Законы Хаммурапи в принципе допускают перенос ответственности на следующие поколения. На той самой базальтовой стеле в обрамлении корейских палок для селфи написано: «Если строитель построил человеку дом и свою работу сделал непрочно, а дом, который он построил, рухнул и убил хозяина, то этот строитель должен быть казнен». Индивид в нашем сегодняшнем понимании не существовал сам по себе; существовала семья.
У цыган есть законы, долгое время хранившиеся в тайне от инородцев; может быть, только после фильма «Венго» (2000) публика узнала об ужасном обычае цыганских племен: когда член одной семьи убивает члена другой семьи, близкого родственника убийцы отдают на растерзание семье жертвы.
С террористами-джихадистами возникает необычное препятствие: мы абсолютно беззащитны перед сбитым с толку человеком, готовым убить десятки ни в чем не повинных людей без ущерба для себя, то есть не ставя шкуру на кон. В Северной Финикии салафиты терроризируют алавитов, надевая пояса шахидов и взрывая себя в общественных местах. Такого террориста почти невозможно обезвредить – он просто активирует пояс. Если убивать тех, кто выглядит как террорист, можно убить не того человека; если ничего не делать, террористы убьют очень многих, а этого мы допустить не можем. В результате есть случаи, когда обычные граждане окружают и «обнимают» тех, кто кажется террористом-самоубийцей, в местах, где взрыв будет наименее разрушителен.

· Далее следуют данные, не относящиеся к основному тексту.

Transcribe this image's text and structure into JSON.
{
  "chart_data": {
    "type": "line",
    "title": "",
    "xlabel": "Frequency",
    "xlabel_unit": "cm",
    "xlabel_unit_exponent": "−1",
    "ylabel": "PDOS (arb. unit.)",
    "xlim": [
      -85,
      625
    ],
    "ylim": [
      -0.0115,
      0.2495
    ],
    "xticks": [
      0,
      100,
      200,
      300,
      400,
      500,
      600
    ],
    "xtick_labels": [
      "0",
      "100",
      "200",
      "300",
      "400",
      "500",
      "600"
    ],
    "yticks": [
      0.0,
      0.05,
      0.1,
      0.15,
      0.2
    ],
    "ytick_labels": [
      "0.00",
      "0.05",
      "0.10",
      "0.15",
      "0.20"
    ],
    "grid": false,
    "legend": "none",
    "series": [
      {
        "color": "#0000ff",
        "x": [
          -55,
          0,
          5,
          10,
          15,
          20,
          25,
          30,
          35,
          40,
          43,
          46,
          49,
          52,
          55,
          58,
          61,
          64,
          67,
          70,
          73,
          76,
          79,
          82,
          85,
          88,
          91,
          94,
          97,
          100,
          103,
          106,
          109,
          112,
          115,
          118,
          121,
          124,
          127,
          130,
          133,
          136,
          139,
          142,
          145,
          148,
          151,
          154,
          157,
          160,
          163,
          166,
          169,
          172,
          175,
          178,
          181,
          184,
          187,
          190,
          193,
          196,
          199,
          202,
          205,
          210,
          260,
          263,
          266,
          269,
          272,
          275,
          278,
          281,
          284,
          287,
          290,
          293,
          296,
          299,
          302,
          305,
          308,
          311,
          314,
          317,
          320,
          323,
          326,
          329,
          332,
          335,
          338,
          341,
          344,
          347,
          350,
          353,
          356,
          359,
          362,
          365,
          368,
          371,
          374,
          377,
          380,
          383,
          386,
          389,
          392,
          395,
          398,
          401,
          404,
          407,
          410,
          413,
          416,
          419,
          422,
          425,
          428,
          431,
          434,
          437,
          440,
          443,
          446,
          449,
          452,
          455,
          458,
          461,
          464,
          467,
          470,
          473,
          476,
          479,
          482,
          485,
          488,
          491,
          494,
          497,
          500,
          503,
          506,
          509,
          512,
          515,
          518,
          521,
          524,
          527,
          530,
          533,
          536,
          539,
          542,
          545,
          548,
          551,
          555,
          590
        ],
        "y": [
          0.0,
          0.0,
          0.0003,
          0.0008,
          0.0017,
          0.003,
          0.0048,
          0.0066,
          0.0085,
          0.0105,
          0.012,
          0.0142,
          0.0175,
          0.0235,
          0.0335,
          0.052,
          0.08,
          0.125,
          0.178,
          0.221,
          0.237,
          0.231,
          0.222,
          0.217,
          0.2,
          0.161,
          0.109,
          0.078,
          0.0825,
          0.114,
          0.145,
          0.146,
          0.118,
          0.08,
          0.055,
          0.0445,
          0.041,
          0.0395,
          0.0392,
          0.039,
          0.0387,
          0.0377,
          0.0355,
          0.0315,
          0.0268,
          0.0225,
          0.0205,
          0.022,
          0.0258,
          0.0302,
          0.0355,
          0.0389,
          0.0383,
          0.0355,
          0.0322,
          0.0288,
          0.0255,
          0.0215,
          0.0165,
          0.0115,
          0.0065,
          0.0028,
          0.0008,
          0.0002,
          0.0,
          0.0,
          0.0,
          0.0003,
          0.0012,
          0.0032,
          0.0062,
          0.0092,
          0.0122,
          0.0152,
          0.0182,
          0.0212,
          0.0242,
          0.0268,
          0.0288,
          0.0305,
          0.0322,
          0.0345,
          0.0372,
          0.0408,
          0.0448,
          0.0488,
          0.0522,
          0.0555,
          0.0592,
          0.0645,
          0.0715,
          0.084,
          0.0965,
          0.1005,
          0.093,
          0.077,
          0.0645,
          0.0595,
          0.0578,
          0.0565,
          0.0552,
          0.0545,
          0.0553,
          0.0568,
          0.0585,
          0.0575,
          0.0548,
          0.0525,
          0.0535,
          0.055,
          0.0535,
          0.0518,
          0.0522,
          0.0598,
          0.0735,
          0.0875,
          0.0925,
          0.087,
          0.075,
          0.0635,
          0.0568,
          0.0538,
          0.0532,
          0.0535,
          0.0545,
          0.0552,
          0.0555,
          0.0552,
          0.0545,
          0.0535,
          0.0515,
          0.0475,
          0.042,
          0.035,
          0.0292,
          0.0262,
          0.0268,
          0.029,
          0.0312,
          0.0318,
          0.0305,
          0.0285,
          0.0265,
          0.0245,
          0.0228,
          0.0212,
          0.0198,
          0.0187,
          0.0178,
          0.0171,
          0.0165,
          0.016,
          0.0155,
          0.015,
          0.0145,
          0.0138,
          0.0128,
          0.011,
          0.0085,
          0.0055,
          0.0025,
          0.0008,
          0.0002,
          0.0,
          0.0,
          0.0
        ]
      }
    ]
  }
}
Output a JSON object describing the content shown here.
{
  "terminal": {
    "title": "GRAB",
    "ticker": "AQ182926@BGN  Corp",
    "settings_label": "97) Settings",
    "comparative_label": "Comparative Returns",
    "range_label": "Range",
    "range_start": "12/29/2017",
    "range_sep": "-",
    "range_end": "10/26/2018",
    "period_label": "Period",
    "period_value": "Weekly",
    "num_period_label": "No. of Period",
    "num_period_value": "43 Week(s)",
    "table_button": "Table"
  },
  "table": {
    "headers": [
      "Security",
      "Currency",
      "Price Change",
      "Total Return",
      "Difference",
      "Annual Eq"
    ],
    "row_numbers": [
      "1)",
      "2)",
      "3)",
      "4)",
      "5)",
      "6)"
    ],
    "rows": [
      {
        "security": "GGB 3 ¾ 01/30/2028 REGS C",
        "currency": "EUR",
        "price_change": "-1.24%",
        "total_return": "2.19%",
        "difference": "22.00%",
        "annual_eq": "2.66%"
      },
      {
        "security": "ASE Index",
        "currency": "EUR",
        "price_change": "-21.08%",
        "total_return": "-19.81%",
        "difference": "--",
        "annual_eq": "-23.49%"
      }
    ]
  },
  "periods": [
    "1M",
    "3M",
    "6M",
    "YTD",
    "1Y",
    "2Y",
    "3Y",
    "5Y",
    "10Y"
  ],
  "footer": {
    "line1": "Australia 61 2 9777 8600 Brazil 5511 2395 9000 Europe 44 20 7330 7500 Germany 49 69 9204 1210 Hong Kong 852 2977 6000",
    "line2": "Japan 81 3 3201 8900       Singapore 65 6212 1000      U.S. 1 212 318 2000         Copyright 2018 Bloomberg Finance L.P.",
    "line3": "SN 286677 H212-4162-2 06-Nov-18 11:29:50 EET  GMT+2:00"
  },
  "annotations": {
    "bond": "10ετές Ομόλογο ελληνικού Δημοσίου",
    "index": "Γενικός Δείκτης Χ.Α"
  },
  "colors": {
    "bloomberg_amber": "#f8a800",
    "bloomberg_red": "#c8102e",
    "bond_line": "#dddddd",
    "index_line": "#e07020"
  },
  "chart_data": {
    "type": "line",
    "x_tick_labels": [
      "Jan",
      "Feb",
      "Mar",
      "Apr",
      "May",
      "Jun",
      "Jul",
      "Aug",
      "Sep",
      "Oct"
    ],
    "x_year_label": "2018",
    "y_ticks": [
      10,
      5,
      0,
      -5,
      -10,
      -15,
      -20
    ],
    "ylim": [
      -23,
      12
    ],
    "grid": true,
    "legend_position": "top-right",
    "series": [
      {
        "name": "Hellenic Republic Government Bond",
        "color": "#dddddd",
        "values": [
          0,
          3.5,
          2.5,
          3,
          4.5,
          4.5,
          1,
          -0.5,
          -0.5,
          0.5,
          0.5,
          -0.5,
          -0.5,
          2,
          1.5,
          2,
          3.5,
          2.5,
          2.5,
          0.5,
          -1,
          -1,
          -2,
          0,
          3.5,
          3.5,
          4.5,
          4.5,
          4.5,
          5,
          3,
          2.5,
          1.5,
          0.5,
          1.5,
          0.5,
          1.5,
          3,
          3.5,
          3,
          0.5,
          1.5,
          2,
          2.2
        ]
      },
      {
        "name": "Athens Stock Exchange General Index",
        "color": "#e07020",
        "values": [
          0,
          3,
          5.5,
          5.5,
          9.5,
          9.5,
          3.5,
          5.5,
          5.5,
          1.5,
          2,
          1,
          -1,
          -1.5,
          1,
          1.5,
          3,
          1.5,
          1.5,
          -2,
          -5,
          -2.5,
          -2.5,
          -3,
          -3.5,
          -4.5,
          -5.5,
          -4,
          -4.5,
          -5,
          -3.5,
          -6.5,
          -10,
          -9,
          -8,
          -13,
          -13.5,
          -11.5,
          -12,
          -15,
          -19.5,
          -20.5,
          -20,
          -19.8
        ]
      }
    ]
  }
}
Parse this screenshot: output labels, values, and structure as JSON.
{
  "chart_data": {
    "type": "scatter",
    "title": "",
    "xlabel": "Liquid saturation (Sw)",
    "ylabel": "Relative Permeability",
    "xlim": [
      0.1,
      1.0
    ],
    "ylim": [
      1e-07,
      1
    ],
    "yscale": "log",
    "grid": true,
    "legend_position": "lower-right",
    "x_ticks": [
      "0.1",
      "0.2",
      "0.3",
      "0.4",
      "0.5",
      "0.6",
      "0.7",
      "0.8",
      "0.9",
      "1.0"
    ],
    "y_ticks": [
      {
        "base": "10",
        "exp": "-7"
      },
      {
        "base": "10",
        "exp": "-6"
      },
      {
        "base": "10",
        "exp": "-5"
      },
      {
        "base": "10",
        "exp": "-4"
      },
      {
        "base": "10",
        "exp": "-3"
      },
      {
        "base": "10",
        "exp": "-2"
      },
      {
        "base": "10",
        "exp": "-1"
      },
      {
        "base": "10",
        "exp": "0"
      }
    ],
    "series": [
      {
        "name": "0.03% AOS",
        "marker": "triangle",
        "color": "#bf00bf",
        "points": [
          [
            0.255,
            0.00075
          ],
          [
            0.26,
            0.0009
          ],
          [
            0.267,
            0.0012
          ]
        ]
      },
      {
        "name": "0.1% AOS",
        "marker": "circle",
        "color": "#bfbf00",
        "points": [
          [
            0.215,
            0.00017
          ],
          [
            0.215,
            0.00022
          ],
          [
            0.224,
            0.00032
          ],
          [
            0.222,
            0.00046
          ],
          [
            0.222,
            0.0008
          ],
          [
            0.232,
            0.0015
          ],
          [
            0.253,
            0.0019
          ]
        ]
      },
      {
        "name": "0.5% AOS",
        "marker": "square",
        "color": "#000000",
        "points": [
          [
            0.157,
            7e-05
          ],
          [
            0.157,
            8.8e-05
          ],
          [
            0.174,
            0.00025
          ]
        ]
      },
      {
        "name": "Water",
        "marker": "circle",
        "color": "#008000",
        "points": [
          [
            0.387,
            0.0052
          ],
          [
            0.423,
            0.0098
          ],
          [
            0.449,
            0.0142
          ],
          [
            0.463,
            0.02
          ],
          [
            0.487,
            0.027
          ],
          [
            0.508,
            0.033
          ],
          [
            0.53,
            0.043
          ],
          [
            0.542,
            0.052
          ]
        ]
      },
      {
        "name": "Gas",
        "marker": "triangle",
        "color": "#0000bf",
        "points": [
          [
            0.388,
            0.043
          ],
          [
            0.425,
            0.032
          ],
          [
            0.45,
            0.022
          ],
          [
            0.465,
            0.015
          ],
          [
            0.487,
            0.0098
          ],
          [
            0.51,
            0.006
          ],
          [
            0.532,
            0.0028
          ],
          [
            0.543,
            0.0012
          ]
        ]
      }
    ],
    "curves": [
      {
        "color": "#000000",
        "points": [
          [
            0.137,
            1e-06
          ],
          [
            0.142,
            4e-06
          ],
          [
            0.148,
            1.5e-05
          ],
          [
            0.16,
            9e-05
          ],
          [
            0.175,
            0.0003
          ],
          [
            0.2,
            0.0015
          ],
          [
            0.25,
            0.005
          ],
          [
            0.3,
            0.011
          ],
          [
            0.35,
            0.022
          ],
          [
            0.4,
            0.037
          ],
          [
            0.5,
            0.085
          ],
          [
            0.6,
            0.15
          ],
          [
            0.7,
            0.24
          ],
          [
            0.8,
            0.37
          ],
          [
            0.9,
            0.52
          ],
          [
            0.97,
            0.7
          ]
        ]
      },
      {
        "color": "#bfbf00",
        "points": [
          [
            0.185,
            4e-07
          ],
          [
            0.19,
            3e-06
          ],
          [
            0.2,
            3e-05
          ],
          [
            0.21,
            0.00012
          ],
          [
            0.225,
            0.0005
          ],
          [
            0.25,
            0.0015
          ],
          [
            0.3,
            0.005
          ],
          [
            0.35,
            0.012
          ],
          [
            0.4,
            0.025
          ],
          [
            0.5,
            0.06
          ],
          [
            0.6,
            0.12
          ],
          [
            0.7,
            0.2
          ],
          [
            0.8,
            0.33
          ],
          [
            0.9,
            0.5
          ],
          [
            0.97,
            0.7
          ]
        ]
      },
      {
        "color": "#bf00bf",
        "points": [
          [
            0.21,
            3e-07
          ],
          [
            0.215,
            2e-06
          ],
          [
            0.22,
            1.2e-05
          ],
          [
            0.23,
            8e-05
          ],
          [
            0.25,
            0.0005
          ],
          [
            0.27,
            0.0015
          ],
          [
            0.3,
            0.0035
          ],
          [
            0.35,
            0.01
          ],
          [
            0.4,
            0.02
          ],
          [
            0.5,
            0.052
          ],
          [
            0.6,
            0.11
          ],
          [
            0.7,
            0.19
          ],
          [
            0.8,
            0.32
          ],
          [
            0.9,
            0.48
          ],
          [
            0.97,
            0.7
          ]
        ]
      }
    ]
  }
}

Это тоже борьба с шахидами.
Но если иные методы правосудия не работают, можно применять конкретные наказания против общины – при условии, что в их основе лежит не эмоциональная реакция, а ясно описанный метод правосудия, который обрел законную силу до совершения преступления и может устрашить будущих преступников. Того, кто жертвует собой ради выгод своего коллектива, требуется удержать от злодеяния, и, если нет других методов, нужно ставить чью-то шкуру на кон. Чья она должна быть – ясно: того самого коллектива.
Нам остался единственный способ контролировать шахидов: следует убедить их в том, что взорвать себя – не худший вариант для них и вообще не конец истории. Если возложить на их семьи и на любимых финансовые обязательства – немцы до сих пор платят за военные преступления, – моментально окажется, что действия террориста чреваты последствиями. Наказание нужно тщательно продумать, чтобы оно действительно расхолаживало преступника и не делало его героем, а его родных – мучениками.
И все-таки меня подташнивает при мысли о переносе вины за преступление с индивида на коллектив. А вот не позволить семьям террористов извлекать из их преступлений пользу, кажется, можно вполне. Многие террористические группы вознаграждают семьи погибших шахидов, однако эту практику можно прекратить без какой-либо этической дилеммы.
Далее
В этих двух главах мы изучили плюсы и минусы зависимости и увидели, как шкура на кону ограничивает нашу свободу. Теперь давайте взглянем на трепет (правильного типа) от принятия риска.
Книга V
Быть живым значит рисковать
Глава 5
Жизнь в симуляторе
Как одеваться, чтобы читать Борхеса и Пруста. – Как быть убедительным с ножом для колки льда. – Соборы и пререкающиеся епископы. – Обóжение. – Почему Трамп победит (то есть победил)
Как-то раз на званом обеде я сидел за большим круглым столом рядом с учтивым парнем по имени Дэвид. Обед давал физик Эдгар К., дело было в нью-йоркском литературном клубе, к которому он принадлежал; почти все члены этого клуба (но не Дэвид) одеваются так, будто читают Борхеса и Пруста, или хотят, чтобы все думали, что они читают Борхеса и Пруста, или любят тусоваться с читателями Борхеса и Пруста (вельвет, аскот, замшевые туфли или просто деловой костюм). Что до Дэвида, он был одет как человек, не имеющий ни малейшего представления о том, что люди, читающие Борхеса и Пруста, должны одеваться особенным образом. В какой-то момент Дэвид неожиданно достал нож для колки льда и воткнул его себе в руку. Я понятия не имел, чем он зарабатывает на жизнь, и не знал, что фокусы – побочное хобби Эдгара. Оказалось, что Дэвид – фокусник (его зовут Дэвид Блейн), притом очень знаменитый.